30.7.14

Construção de Mersinho faz Jilú permanecer

Sentimos dor, quando perdemos as pessoas para a existência. 

Conforta lembrar que a memória fica. No entanto, ela é uma espécie de existência com prazo de validade. 

A memória é passível de falhas. E, qualquer dia destes, também há de ir junto conosco... 

Carrego dores. Angústias por pessoas para as quais não fiz registros. E, me sinto pequeno, para grafar memórias tardias. Medo enorme de falhar. 

Principalmente para com os meus. Assusta-me ainda a possibilidade de parecer presunçoso. Um tipo de coruja gabando o toco. Receio de criar um produto não merecedor de crença analítica por quem leia. 

Hoje diante da notícia da morte de Jilú, pensei um pouco nisto. Pensei o quanto Mersinho foi apaixonado e corajoso com o seu: “A Construção – Histórias do Mestre Januário”. 

Lembrei da época em que Mersinho labutava na construção do seu livro. Da empolgação dele de, não só contar sobre a obra e as histórias do avô, mas como também de levar pessoas até a casa se Jilú. 


Ao lado do Mestre Januário em visita à casa dele

Tive a sorte de ser um destes privilegiados visitantes. Na casa de Jilú além de histórias, como a curiosa passagem de Luis Gonzaga num circo em Irará, ainda descobrir engenhocas. 

Estava lá um complicado “quebra-cabeça” que, feito pelo próprio Jilú com alguns pedaços de gravetos, para mim, foi impossível desarmar.

Quando o livro de Merso ficou pronto, tivemos a honra de lançá-lo durante o Colóquio de Literatura Popular de 2008. Evento produzido pela Casa da Cultura, quando estávamos por lá. 

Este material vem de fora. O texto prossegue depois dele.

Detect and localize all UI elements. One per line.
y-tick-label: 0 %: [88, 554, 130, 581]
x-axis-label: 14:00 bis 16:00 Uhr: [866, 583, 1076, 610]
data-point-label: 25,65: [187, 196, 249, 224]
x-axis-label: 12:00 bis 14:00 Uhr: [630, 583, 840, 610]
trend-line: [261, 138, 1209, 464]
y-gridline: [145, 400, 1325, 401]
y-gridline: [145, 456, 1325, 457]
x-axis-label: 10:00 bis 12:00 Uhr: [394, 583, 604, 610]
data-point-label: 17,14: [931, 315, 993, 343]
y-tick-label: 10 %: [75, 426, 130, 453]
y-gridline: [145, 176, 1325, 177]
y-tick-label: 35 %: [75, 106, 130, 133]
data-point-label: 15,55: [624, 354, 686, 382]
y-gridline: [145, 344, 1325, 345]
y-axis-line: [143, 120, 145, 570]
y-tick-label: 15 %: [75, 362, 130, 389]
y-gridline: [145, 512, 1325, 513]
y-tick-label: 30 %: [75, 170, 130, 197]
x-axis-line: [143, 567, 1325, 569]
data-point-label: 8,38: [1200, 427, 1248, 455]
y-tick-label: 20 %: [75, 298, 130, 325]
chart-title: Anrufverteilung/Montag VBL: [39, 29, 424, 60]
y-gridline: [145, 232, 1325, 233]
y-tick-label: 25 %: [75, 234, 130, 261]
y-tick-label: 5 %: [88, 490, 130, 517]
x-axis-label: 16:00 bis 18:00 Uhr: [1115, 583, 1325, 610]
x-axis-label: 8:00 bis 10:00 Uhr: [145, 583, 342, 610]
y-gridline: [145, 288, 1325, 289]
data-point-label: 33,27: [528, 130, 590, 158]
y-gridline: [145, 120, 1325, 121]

Para felicidade de todos, o velho Jilú se fez presente. Foi vestido a caráter, para a noite de autógrafos do neto, no lançamento da obra na qual ele era o personagem de centro. 

Jilú, ao centro, em noite de autógrafos de "A construção..."

Recentemente pude ler e ouvir relatos da dedicação constante de Mersinho a Jilú. Fosse para “chamar o doutor” ou para dá banhos. Mãos à obra. 

Se a canção perguntar, talvez a resposta seja rápida. Ao merecer tanto carinho daquele neto, Jilú, como mestre de obras que foi, deixou muito mais do que tijolos no muro.

No dia de ontem Jilú passou. Um dia, pode ser daqui a cem anos, Mersinho também passará. Mas em algum canto, algum dia, alguém pode encontrar um exemplar daquele livro. E quem ler saberá das histórias do Mestre Jilú, graças a seu neto dedicado e atencioso. 

Mersinho e seu livro "A Construção - Histórias de Mestre Januário"




Imagens: 
Roberto e Januário por Emerson Nogueira
Januário e convidados e Mersinho com Livro por Katiene Suzart

2 comentários:

Anônimo disse...

fiquei sem palavras amigo... que Deus te abençoe... valeu
Mercinho

Juracy de Irará disse...

Mersinho é o testemunho do Irará que se adapta á modernidade sem perder seu conteúdo histórico. Parabéns, Mersinho. Parabéns Ro de Zé do Rádio por divulgar o que merece.